A life as a robot can be painful.


2. Chapter 2

“Friday at last!” Adam Truman tossed his coat and suitcase on a chair, his smile twisting into a puzzled frown. The computer panel in the front hall was buzzing. There was a message waiting at the front door. Someone must have come by after his wife had left for school. He tapped the “play” icon, grumbling in annoyance when a Bureaucrat appeared on screen.


“Bureaucrat” was the general name for the industrial robots owned by the Collective. They did everything from putting out fires to apprehending criminals to delivering packages. This particular Bureaucrat looked rather like a large, barrel-chested man in a polished brass diving suit. It was obviously designed for muscles, rather than ascetic appeal. The Bureaucrat stared into the camera and waved awkwardly. “Good morning, Truman household. I am with the Collective Funds Department, and this is a courtesy visit to present you with your sixth and final notice of late property taxes. You have thirty days from today to pay the balance due – plus interest and fees – or your home will be sold at auction. If you have trouble vacating the premises before that time, please call us and we will be happy to assist you. Have a great day, and enjoy your weekend!”

Despite the Bureaucrat’s friendly tone, the threat was clear: get out or else. “Well, they certainly don’t make it easy to own a house,” Adam thought. “If you rent an apartment, you can sign a five-year lease, and the landlord can’t increase your rent once. But the city Collective officers can increase your property taxes whenever they damn well please.”

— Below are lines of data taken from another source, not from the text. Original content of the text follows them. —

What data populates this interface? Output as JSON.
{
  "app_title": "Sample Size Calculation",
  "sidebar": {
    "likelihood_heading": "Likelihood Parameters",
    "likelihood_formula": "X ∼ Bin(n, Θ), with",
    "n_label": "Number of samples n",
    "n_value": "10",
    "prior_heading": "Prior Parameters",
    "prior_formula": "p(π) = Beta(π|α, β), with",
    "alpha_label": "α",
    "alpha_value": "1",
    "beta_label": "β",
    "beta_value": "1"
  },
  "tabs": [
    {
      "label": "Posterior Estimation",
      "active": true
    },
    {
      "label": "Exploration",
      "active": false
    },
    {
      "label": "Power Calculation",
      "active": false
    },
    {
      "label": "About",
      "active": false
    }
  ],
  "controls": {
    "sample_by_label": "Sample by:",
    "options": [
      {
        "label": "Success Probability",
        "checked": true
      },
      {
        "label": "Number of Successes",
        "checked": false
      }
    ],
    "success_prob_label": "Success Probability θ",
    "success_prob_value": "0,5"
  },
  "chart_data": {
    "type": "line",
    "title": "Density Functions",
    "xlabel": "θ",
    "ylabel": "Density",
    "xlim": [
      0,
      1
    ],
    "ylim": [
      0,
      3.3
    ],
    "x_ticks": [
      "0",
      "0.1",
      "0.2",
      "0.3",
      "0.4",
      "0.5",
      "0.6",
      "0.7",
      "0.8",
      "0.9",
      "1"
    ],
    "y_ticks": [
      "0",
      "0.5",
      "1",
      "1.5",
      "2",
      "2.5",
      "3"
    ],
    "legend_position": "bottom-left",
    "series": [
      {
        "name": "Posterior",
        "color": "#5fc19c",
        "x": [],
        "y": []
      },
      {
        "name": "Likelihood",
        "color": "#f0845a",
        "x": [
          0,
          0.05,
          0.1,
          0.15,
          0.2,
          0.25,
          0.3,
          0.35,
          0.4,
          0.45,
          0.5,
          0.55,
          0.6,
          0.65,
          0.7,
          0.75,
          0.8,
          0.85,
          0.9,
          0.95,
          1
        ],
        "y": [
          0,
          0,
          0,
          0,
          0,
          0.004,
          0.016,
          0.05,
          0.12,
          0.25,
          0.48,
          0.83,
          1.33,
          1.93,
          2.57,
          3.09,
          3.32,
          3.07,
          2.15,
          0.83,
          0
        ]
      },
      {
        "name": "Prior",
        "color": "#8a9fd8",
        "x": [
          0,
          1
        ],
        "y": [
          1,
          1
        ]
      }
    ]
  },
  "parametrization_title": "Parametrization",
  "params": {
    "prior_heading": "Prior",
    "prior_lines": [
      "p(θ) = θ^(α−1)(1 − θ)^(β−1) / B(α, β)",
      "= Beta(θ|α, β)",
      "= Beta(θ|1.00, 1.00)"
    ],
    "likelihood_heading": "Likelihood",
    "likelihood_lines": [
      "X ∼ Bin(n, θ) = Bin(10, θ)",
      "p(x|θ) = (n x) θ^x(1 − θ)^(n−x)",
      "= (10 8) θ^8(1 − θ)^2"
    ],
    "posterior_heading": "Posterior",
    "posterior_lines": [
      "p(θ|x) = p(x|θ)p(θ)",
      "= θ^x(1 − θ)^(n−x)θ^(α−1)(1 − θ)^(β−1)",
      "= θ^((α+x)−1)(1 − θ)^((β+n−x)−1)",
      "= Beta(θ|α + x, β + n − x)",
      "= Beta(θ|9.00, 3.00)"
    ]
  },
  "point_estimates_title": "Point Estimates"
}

He grabbed a beer from the kitchen and stepped into the living room, collapsing on the couch. The wall popped on automatically, switching to the local news. “–After days of deliberation,” a bubbly, redheaded newscaster was saying, “local Collective officers voted to build an Olympic-sized swimming pool at Goebbels Elementary School. The project will only require a ten percent increase in local taxes…”

Adam hurled his beer at the computer. The plastic bottle bounced to the floor, soaking his carpet. “God, what am I going to tell Rachel? She was already making plans to turn the second bedroom into a nursery… But I told her, no, we should wait until we save some money, we can’t afford to have children right now. And we never will, if we keep having to buy the world for our neighbors’ kids.” He checked his watch. It was just after five. His wife would be home in an hour. Just enough time to get drunk.